「以前治療して神経を抜いたはずの歯が、なぜかズキズキ痛む…」
「堅いものを噛んだ瞬間、激痛が走った」
治療が終わって安心していた歯に突然痛みが走ると、驚きとともに「また虫歯になったのでは?」「もしかして抜歯しなきゃいけないの?」と大きな不安に襲われることでしょう。
一般的に、歯の神経(歯髄)を取ると、冷たい・熱いといった感覚や、虫歯特有のしみたりする痛みは感じなくなります。しかし、神経を抜いた歯であっても、痛みを感じることは決して珍しいことではありません。 むしろ、神経がないからこそ気づかないうちに病気が進行し、痛みが出た時には深刻な状態になっているケースも多々あります。

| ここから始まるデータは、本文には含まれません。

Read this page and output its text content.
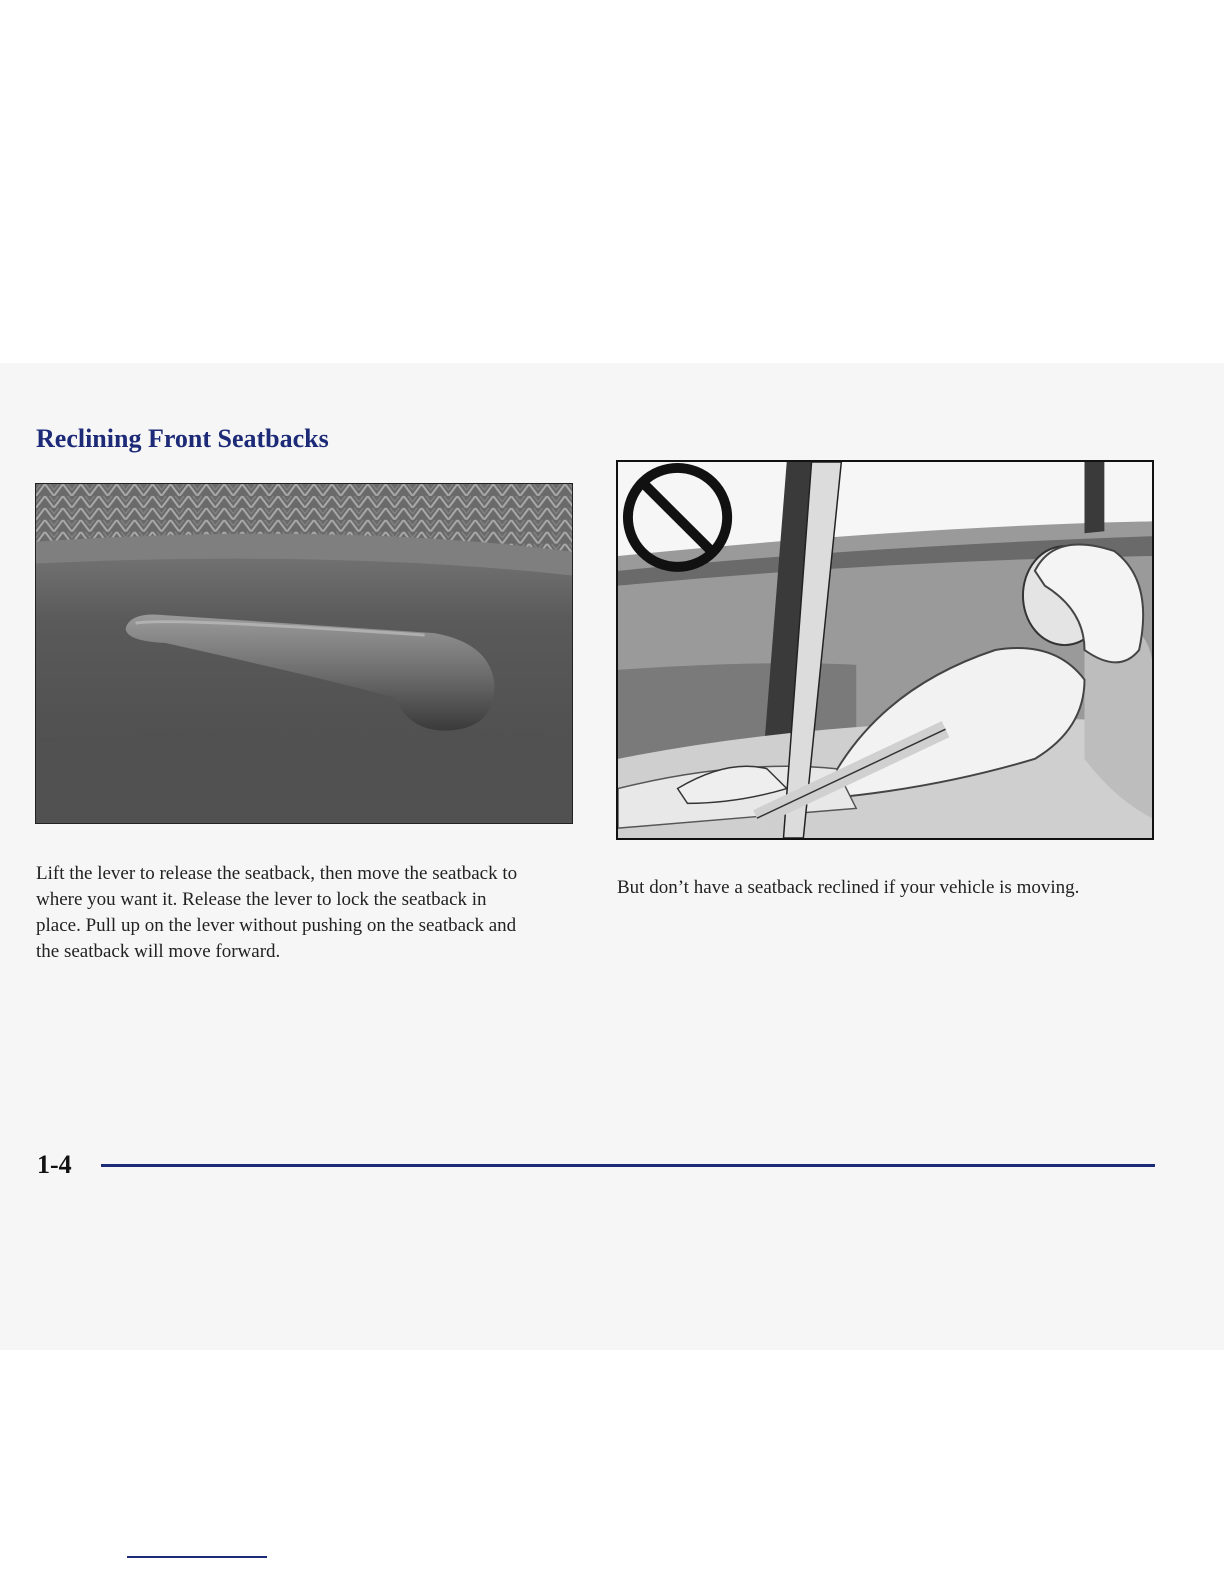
Reclining Front Seatbacks

Lift the lever to release the seatback, then move the seatback to where you want it. Release the lever to lock the seatback in place. Pull up on the lever without pushing on the seatback and the seatback will move forward.

But don’t have a seatback reclined if your vehicle is moving.

1-4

この記事では、歯科医師の観点から「神経を抜いた歯が痛む6つの原因」を徹底解説します。さらに、今すぐできる応急処置ややってはいけないNG行動、そして歯科医院で行われる再治療の方法まで、あなたの不安を解消するための情報を網羅しました。
大切なご自身の歯を守るため、そして痛みの原因を正しく理解するために、ぜひ最後までお読みください。
目次
神経を抜いたはずの歯が痛むのはなぜ?考えられる6つの原因
「神経がないのに痛い」という矛盾した現象には、実は明確な医学的理由があります。痛みの原因は、歯そのものではなく、歯を支えている「周りの組織」や「骨」、あるいは「残ってしまった細菌」にあることが多いのです。ここでは、代表的な6つの原因を詳しく解説します。
【原因1】治療に伴う一時的な歯根膜の炎症
根管治療中や治療直後に痛みが出ることがあります。これは、神経を除去したこと自体というよりも、治療操作により歯の根の先端部(根尖部)や歯根膜に機械的・化学的刺激が加わることで、一時的な炎症反応が起こるためです。

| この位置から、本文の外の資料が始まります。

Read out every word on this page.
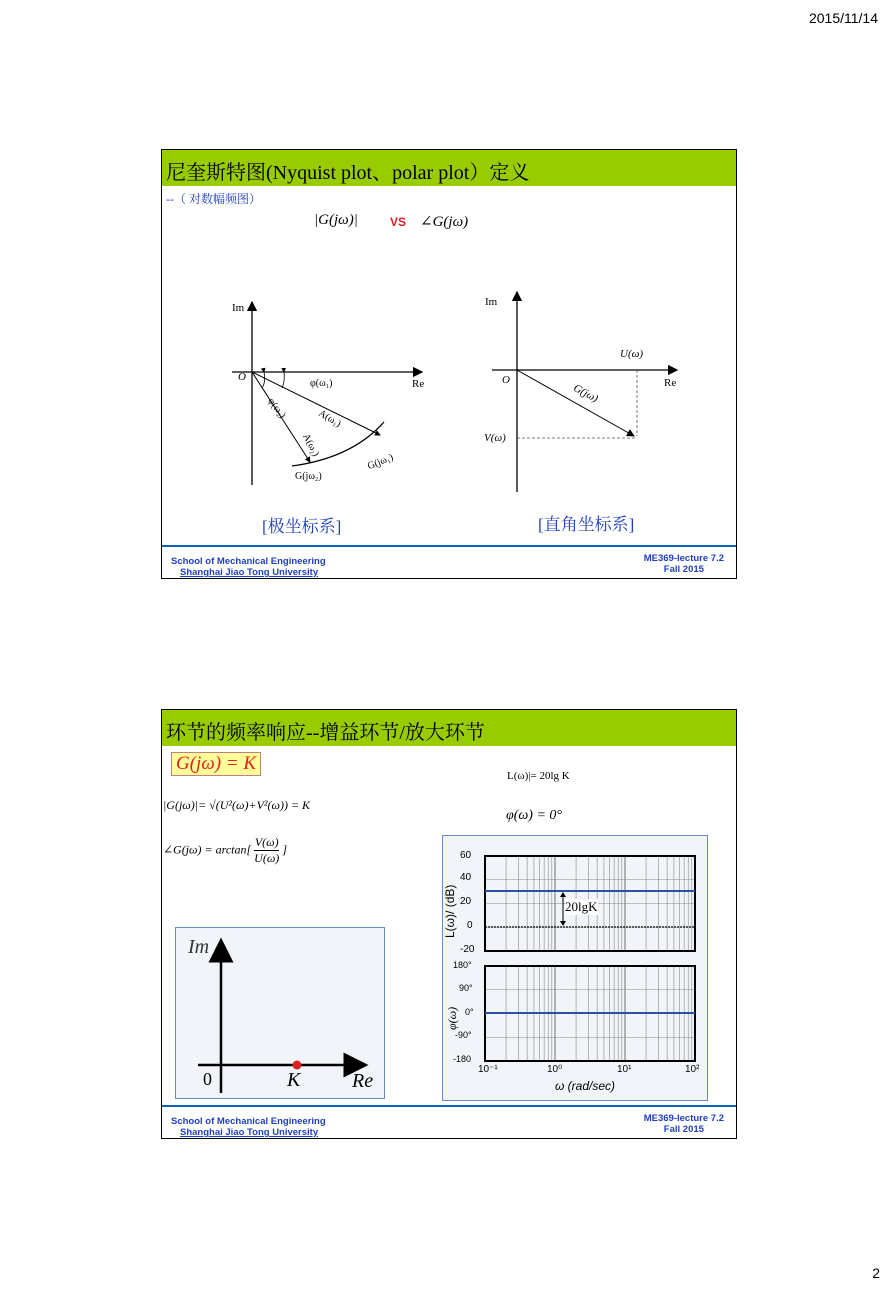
2015/11/14
尼奎斯特图(Nyquist plot、polar plot）定义
--（ 对数幅频图）
|G(jω)|	VS ∠G(jω)
Im
O
Re
φ(ω₁)
φ(ω₂)	A(ω₁)
A(ω₂)
G(jω₁)
G(jω₂)
[极坐标系]
Im
O	Re
U(ω)
V(ω)
G(jω)
[直角坐标系]
School of Mechanical Engineering
Shanghai Jiao Tong University
ME369-lecture 7.2
Fall 2015
环节的频率响应--增益环节/放大环节
G(jω) = K
L(ω)|= 20lg K
|G(jω)|= √(U²(ω)+V²(ω)) = K
φ(ω) = 0°
∠G(jω) = $\arctan[ \frac{V(\omega)}{U(\omega)}$ ]
Im
0	K	Re
20lgK
60
40
20
0
-20
180°
90°
0°
-90°
-180
10⁻¹	10⁰	10¹	10²
ω (rad/sec)
L(ω)/ (dB)
φ(ω)
School of Mechanical Engineering
Shanghai Jiao Tong University
ME369-lecture 7.2
Fall 2015
2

歯根膜は、噛んだときの圧力や感触を脳に伝える重要な組織です。神経を取った歯でも歯根膜は生きているため、ここに炎症が生じると「噛むと痛い」「歯が浮いた感じがする」といった症状が現れます。
多くの場合は軽度の炎症で、数日以内に徐々に改善します。通常は1週間程度で落ち着くことがほとんどです。
ただし、
- 痛みが日に日に強くなる
- 頬や歯茎が腫れる
- 発熱を伴う
といった症状がある場合は、感染の急性増悪(フレアアップ)の可能性があるため、早めの受診が必要です。この時期は強く噛まず、安静を保つことが大切です。
【原因2】根の先に膿が溜まっている(根尖性歯周炎)
神経を抜いた歯が痛む原因の一つとして多いのが、「根尖性歯周炎(こんせんせいししゅうえん)」です。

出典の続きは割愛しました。